The way Alice experienced it, life at the university didn’t make the paranoid less edgy, the obsessive less compulsive, the embarrassed less shy. It wasn’t any kind of magic feather – you flew or crashed even while at college – but that’s where Alice stopped looking outside herself for confidence. That’s where she saw that she had been rueful, when she reviewed her junior high behavior from the vantage point of high school and concluded that she’d been too hesitant. And that’s where she found herself replaying high school escapades and regretting, from her college perspective, that she’d held back as much as she had. So she developed her theory of prospective guilt. From then on she made decisions today based on how she imagined she’d feel about herself for it tomorrow.
Alice’s observations and theories are based on her memories. She has the ability to recall accurately, and this may be the biggest difference between her and Karen.

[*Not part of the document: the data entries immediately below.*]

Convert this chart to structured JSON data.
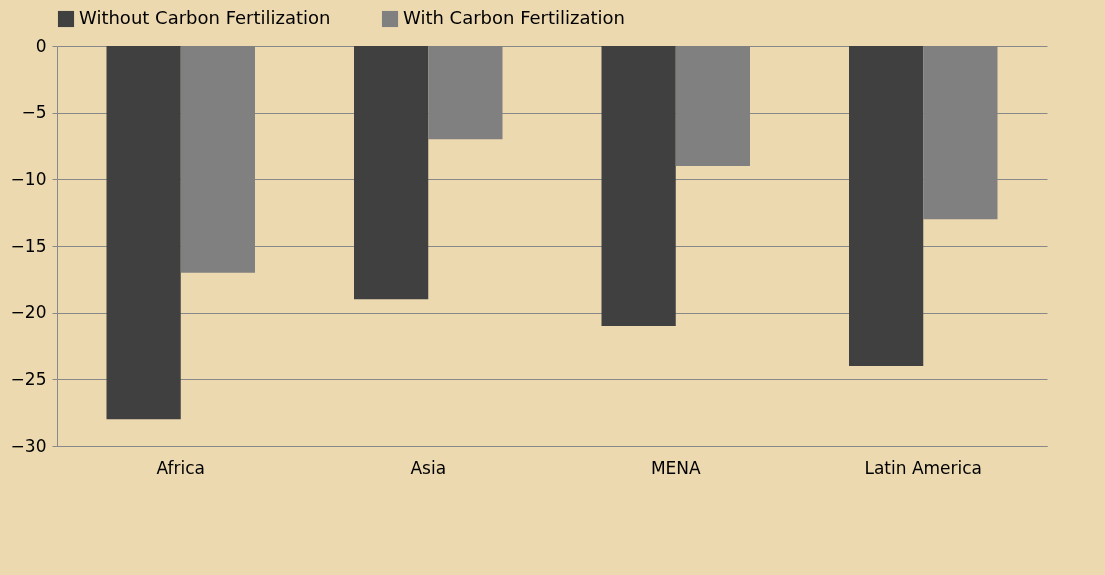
{
  "chart_data": {
    "type": "bar",
    "categories": [
      "Africa",
      "Asia",
      "MENA",
      "Latin America"
    ],
    "series": [
      {
        "name": "Without Carbon Fertilization",
        "color": "#404040",
        "values": [
          -28,
          -19,
          -21,
          -24
        ]
      },
      {
        "name": "With Carbon Fertilization",
        "color": "#808080",
        "values": [
          -17,
          -7,
          -9,
          -13
        ]
      }
    ],
    "ylim": [
      -30,
      0
    ],
    "yticks": [
      -30,
      -25,
      -20,
      -15,
      -10,
      -5,
      0
    ],
    "grid": "y",
    "legend": "top"
  }
}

Someone once commented that Alice’s childhood must have been happy enough that she could afford to remember it correctly. Alice thought that was a profound observation, and she felt gratified at the same time that she disagreed. Because while she’d be the first to assert that she knew her parents loved her, she’d also be one of the most eloquent in describing a childhood that was boring, frustrating, and infuriating. Her privacy had been regularly invaded, and the incompatibilities between her and her mother led her mom to summarize and marginalize her. “Alice may be smart but she has no common sense” or “That Alice, with her hippie ideas and her Beatles . . .” when the facts were, Alice was just about the most sensible person you could find, she related to beatniks but never to hippies, and back in the formative 60s she liked the Beach Boys and the Rolling Stones.